A racial discrimination lawsuit against an unnamed Jefferson Lines bus driver in North Dakota is moving forward after the Minnesota Department of Human Rights found probable cause to support passenger Xavier Davis’s claims stemming from a 2023 incident aboard the bus.
According to The Minnesota Star-Tribune, four months after the incident occurred, Davis initiated a complaint to the state human rights department. Per a memo released earlier in 2025 by Commissioner Rebecca Lucero, the discrimination lawsuit against Jefferson Bus Lines, which mentions the aforementioned driver as a John Doe, has her blessing to move forward.
In her memorandum, Lucero said that the driver failed to establish any reason for instructing Davis and another Black male passenger to move to the back of the bus that was not racially discriminatory.
Her investigation also discovered that in contrast to the two Black men, the driver allowed white passengers to sit anywhere they liked, but forced these two Black men to the back of the bus.
Furthermore, the investigation concluded that the driver’s instructions to the Black men that company policy was for passengers to board from the back of the bus to the front was a contradiction of Jefferson Lines’ actual boarding policy and that the driver assumed the men were traveling together, despite their tickets to two different destinations.

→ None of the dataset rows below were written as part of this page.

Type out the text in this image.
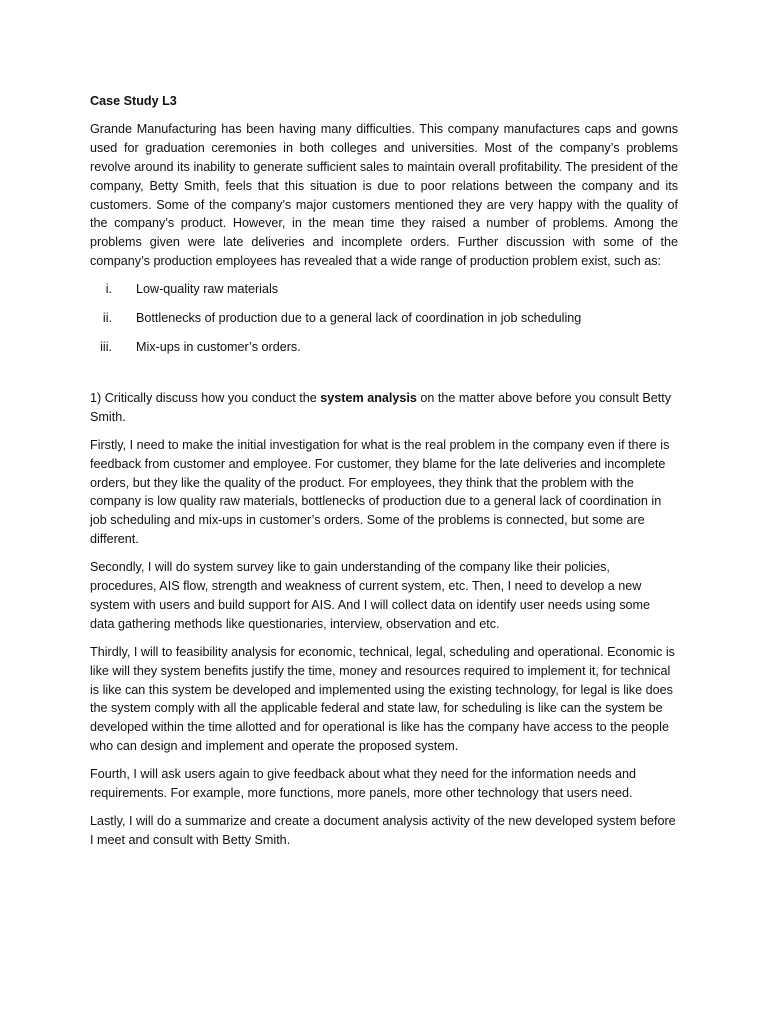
Case Study L3

Grande Manufacturing has been having many difficulties. This company manufactures caps and gowns used for graduation ceremonies in both colleges and universities. Most of the company’s problems revolve around its inability to generate sufficient sales to maintain overall profitability. The president of the company, Betty Smith, feels that this situation is due to poor relations between the company and its customers. Some of the company’s major customers mentioned they are very happy with the quality of the company’s product. However, in the mean time they raised a number of problems. Among the problems given were late deliveries and incomplete orders. Further discussion with some of the company’s production employees has revealed that a wide range of production problem exist, such as:

i. Low-quality raw materials
ii. Bottlenecks of production due to a general lack of coordination in job scheduling
iii. Mix-ups in customer’s orders.

1) Critically discuss how you conduct the system analysis on the matter above before you consult Betty Smith.

Firstly, I need to make the initial investigation for what is the real problem in the company even if there is feedback from customer and employee. For customer, they blame for the late deliveries and incomplete orders, but they like the quality of the product. For employees, they think that the problem with the company is low quality raw materials, bottlenecks of production due to a general lack of coordination in job scheduling and mix-ups in customer’s orders. Some of the problems is connected, but some are different.

Secondly, I will do system survey like to gain understanding of the company like their policies, procedures, AIS flow, strength and weakness of current system, etc. Then, I need to develop a new system with users and build support for AIS. And I will collect data on identify user needs using some data gathering methods like questionaries, interview, observation and etc.

Thirdly, I will to feasibility analysis for economic, technical, legal, scheduling and operational. Economic is like will they system benefits justify the time, money and resources required to implement it, for technical is like can this system be developed and implemented using the existing technology, for legal is like does the system comply with all the applicable federal and state law, for scheduling is like can the system be developed within the time allotted and for operational is like has the company have access to the people who can design and implement and operate the proposed system.

Fourth, I will ask users again to give feedback about what they need for the information needs and requirements. For example, more functions, more panels, more other technology that users need.

Lastly, I will do a summarize and create a document analysis activity of the new developed system before I meet and consult with Betty Smith.
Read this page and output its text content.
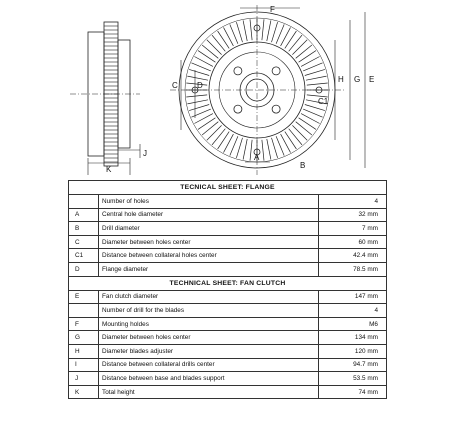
F
C D
H G E
C1
A
B
K
J
TECNICAL SHEET: FLANGE		
	Number of holes	4
A	Central hole diameter	32 mm
B	Drill diameter	7 mm
C	Diameter between holes center	60 mm
C1	Distance between collateral holes center	42.4 mm
D	Flange diameter	78.5 mm
TECHNICAL SHEET: FAN CLUTCH		
E	Fan clutch diameter	147 mm
	Number of drill for the blades	4
F	Mounting holdes	M6
G	Diameter between holes center	134 mm
H	Diameter blades adjuster	120 mm
I	Distance between collateral drills center	94.7 mm
J	Distance between base and blades support	53.5 mm
K	Total height	74 mm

The driver also claimed in a subsequent investigation conducted by the bus line that the passengers had an aroma of marijuana, and once the situation between the three men turned contentious, he threatened to call the police on the two men.
In their investigation, the company only reprimanded the driver for failing to follow the company’s boarding policy and did not address the discrimination concerns.
Although the bus company was operating in North Dakota at the time of the incident, it is based in Minnesota, and thus falls under the jurisdiction of Minnesota state officials.
Davis’ civil lawsuit, recently filed in Hennepin County District Court, draws comparisons to the treatment of Rosa Parks, who famously refused to give up her seat to a white passenger on a segregated bus, sparking the Civil Rights Movement of the 1950s and 1960s.
Davis is seeking damages pertaining to being denied full and equal use of public accommodations in his lawsuit, and his lawyer, Sam Savage, told the outlet that Davis and the bus company had been in mediation to resolve their dispute, but indicated to the outlet that the company has been less than coöperative.
“They just are unwilling to do the right thing,” Savage told the Minnesota Star-Tribune.
In a separate statement, Savage invoked Parks’ 1955 protest to KARE 11.
“In 1955 Rosa Parks took a stand and we are not going back, not ever again and they are refusing to take accountability and the only thing we can do is make it right by awarding him full money justice. That’s the only justice available,” Savage said.